• IL PALAFLORIO: Concerti - Spettacoli - Eventi Sportivi a Bari
17 SET 2018

Il mondo al Palaflorio: Giorno 6

La lotta per la vittoria della pool C si intreccia a doppio filo con quella per la conquista della quarta piazza, l’ultima disponibile per proseguire il sogno mondiale, nella sesta giornata della settimana mundial al Palaflorio. Siamo ormai agli sgoccioli di questa meravigliosa esperienza ed è tempo anche di prime sentenze.

La primissima di queste arriva dal primo match di giornata: il campionato del mondo del Camerun finisce qui a Bari in un match che si dimostra essere proibitivo anche sul campo oltre che sulla carta. Troppo forte e troppo motivata la formidabile Russia di Mikhailov e Muserskyi, ancora in corsa per la vetta della classifica, per pensare che i leoni indomabili africani, adottati nei giorni scorsi dall’appassionato pubblico del Palaflorio, potesse conquistare i punti necessari per agguantare la quarta posizione in graduatoria. Sin dalle prime battute la compagine rossobiancoblu mette in evidenza le sue straordinarie qualità fisiche e tecniche e per i rappresentanti del continente nero, che pur si battono con onore, c’è poco da fare (25-16). L’orgoglio spinge la formazione centrafricana a continuare a crederci nella seconda frazione, e , complice un rilassamento dei competitivi avversari, il set risulta essere equilibrato al punto da arrivare ai vantaggi. Ma nel momento in cui la palla comincia a pesare sul serio i valori in campo riemergono inesorabili e la Russia si porta sul doppio vantaggio (30-28). La terza frazione è poco più di un allenamento per Volvich e soci che, in attesa del gran finale di domani, si riportano a quota 9 in scia alla coppia di capoliste Serbia e Usa.
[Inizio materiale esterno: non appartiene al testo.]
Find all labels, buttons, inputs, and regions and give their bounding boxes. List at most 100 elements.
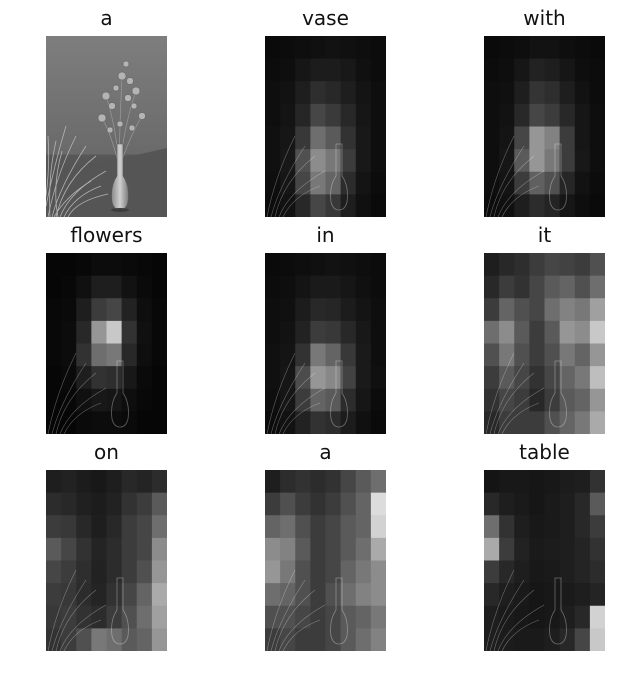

La seconda sentenza di giornata arriva con la gara serale: è l’Australia la formazione che dietro alle tre big continuerà la sua avventura nel mondiale italo-bulgaro. Battendo per 3 set a 1 la Tunisia in quella che era l’ultimissima spiaggia per gli africani per rimanere agganciati ad una comunque remota ipotesi di qualificazione, gli oceanici completano il loro girone barese raggiungendo con merito quello che era l’obiettivo minimo della loro spedizione, la fatidica quarta posizione in graduatoria.

Esce comunque con onore la Tunisia di coach Giacobbe, campione d’Africa in carica, che ha avuto comunque la caparbietà di provarci fino all’ultimo, illudendo i propri tifosi con un grande primo set, vinto per 25-16. Ma gli aussies, scrollatisi di dosso la tensione dovuta all’importanza della posta in gioco, dalla seconda frazione in poi ritrovano il loro gioco e per la Tunisia cala il sipario sulla partita e sul suo mondiale (ininfluente la gara di domani con gli USA). Finisce in festa invece per gli oceanici: la loro esperienza barese la ricorderanno sicuramente con piacere.